Figure 6. Combined IL-1 and TNF blockade maintains cellular quorum and alveolar niche signaling during LPS-mediated inflammatory injury.

A) Experimental design, as in Figure 5. B-E) UMAP of epithelial (B) and endothelial (C) cell clusters from control (n=2, B, D, as in Fig 3), LPS-treated (n=2, B’, D’, as in Fig 3) and combination blockade (n=3, B”, D”) animals. C, E) Relative proportions of each cell type. F) CellChat analysis of the alveolar signaling milieu after blockade compared to LPS – enriched signals in LPS (red text); enriched signals in combined blockade (green text). Lung stromal signaling milieu reverts markedly compared to LPS treatment. FGF, HFG, pleiotrophin, and endothelin signaling improve with blockade.

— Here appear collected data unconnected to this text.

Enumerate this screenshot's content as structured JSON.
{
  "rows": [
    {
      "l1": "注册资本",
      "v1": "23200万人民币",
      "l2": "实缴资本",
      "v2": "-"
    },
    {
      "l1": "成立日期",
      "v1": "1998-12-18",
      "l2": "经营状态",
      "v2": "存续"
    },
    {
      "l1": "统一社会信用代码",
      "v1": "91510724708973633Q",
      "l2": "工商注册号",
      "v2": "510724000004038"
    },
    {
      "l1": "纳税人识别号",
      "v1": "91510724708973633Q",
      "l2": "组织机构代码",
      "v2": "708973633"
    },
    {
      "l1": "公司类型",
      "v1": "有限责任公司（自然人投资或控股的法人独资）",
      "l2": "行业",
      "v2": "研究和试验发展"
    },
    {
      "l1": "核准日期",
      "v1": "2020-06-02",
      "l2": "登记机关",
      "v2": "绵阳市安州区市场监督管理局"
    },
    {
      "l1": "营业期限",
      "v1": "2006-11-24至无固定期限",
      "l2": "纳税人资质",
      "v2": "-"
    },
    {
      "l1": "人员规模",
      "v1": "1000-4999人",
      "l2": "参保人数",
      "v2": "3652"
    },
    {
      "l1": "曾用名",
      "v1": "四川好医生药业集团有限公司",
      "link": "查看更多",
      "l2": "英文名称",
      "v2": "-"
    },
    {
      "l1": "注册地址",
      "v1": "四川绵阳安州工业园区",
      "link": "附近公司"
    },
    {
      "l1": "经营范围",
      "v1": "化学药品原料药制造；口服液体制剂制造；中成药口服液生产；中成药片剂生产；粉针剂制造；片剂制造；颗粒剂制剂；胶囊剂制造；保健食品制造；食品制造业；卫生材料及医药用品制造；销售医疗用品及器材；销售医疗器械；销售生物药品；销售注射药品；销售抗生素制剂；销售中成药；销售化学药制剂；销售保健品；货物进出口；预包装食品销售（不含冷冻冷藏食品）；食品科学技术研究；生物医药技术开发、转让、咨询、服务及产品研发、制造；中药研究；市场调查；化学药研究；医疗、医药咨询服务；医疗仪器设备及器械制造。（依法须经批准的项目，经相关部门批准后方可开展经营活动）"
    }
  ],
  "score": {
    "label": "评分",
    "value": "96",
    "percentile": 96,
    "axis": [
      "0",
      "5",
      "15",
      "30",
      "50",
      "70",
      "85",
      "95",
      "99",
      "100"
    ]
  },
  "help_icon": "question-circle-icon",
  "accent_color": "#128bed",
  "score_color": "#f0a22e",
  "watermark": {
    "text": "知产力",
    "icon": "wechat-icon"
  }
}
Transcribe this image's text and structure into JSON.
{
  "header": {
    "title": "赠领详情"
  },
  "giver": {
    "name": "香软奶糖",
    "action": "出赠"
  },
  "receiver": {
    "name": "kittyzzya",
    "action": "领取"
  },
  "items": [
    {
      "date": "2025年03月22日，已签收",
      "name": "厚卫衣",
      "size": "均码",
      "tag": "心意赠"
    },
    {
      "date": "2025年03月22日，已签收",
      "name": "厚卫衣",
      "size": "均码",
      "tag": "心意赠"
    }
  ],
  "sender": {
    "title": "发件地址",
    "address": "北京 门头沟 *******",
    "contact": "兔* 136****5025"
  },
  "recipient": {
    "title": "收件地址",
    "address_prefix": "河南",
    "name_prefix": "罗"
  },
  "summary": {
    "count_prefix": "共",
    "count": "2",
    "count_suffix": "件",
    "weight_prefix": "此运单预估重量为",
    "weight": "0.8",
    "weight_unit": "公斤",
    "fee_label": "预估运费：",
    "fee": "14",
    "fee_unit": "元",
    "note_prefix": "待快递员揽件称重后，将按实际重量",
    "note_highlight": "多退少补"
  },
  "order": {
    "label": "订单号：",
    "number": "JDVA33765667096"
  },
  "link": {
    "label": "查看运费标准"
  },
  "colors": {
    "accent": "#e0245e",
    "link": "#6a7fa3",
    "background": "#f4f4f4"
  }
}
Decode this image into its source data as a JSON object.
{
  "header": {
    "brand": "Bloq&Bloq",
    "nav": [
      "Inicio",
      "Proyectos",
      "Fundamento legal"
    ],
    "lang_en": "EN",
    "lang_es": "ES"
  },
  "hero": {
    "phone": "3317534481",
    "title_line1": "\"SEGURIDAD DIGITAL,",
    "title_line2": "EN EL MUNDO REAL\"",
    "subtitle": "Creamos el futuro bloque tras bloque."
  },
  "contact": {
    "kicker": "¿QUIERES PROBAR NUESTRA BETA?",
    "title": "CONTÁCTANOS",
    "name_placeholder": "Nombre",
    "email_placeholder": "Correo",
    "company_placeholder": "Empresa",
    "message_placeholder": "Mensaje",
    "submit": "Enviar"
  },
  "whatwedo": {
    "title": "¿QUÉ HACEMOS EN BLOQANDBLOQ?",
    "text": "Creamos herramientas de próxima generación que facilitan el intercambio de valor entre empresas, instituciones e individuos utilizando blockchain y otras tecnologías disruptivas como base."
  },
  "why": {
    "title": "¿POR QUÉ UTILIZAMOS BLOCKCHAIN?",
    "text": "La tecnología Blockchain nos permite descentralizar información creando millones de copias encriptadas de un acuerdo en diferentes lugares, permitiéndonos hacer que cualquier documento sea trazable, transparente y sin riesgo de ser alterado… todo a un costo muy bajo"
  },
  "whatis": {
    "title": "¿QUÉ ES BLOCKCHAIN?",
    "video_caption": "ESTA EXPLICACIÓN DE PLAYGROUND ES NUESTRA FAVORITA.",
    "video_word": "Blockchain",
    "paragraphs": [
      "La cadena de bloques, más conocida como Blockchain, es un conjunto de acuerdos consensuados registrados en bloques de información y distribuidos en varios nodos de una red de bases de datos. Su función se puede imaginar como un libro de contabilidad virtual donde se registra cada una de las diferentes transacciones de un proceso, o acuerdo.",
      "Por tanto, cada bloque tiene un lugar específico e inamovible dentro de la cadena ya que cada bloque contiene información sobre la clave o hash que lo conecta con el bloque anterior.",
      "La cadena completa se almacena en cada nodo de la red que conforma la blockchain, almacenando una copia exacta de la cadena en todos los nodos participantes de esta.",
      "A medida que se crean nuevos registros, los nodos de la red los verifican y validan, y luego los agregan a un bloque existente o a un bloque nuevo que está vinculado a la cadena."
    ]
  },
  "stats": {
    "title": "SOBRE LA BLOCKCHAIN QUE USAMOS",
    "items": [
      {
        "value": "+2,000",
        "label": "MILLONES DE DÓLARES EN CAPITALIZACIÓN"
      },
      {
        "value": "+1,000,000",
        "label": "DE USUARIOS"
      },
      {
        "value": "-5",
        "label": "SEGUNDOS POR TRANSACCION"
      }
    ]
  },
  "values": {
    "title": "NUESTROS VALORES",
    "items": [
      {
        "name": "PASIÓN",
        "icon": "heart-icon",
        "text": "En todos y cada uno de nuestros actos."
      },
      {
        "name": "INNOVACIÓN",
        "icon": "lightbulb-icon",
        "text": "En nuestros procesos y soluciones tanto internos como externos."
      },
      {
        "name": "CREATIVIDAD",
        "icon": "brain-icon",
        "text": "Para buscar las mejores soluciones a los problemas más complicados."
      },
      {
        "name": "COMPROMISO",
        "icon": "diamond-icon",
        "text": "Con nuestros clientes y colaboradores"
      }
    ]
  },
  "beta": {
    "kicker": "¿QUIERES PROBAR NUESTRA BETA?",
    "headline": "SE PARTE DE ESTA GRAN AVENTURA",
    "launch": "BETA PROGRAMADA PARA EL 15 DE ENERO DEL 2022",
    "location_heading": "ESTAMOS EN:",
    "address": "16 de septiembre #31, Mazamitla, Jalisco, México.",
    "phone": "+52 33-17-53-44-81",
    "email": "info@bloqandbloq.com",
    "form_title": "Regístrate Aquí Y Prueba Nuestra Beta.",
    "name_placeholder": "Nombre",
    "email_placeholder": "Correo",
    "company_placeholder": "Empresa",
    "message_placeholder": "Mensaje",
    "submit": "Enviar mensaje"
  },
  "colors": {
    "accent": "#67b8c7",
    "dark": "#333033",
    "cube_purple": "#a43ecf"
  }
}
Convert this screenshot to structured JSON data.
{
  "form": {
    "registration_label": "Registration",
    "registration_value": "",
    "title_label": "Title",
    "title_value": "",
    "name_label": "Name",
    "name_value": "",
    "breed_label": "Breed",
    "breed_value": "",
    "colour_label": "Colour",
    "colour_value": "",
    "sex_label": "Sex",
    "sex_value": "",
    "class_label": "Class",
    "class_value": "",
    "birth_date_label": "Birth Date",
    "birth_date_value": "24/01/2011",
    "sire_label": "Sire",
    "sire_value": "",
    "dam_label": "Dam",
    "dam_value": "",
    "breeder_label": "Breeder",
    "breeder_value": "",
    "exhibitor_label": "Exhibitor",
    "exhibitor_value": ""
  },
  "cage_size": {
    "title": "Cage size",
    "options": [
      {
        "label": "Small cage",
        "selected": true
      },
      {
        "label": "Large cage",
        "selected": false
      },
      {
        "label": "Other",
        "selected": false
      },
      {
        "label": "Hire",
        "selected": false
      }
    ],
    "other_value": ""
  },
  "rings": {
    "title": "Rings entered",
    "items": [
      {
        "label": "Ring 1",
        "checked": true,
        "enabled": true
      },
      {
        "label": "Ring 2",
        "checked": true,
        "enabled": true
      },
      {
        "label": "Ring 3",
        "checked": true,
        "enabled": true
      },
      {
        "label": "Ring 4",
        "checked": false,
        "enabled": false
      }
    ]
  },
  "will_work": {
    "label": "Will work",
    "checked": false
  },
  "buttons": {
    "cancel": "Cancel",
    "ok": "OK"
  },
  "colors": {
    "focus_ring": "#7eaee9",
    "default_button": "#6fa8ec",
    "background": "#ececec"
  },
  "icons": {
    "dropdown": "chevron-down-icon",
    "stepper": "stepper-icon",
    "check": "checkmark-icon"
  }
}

G) Comparison of intensity of major signaling pathways in control, LPS, and blockade conditions demonstrates normalization of some pathways (* = not significantly different than control, p>0.05 for control vs blockade) while others improve but do not normalize (Δ = significantly improved from LPS, but significantly elevated compared to control, p<0.05 for comparison to LPS and comparison to control), including most inflammatory pathways. H-I) GO term and pathway analysis of differentially regulated genes by cellHarmony, delineating the global effect of combination blockade. Genes and pathways are highlighted which revert (H) or do not revert (I) to near baseline expression with blockade. J) CellChat evaluation of AT1-AC interactions with LPS and following blockade.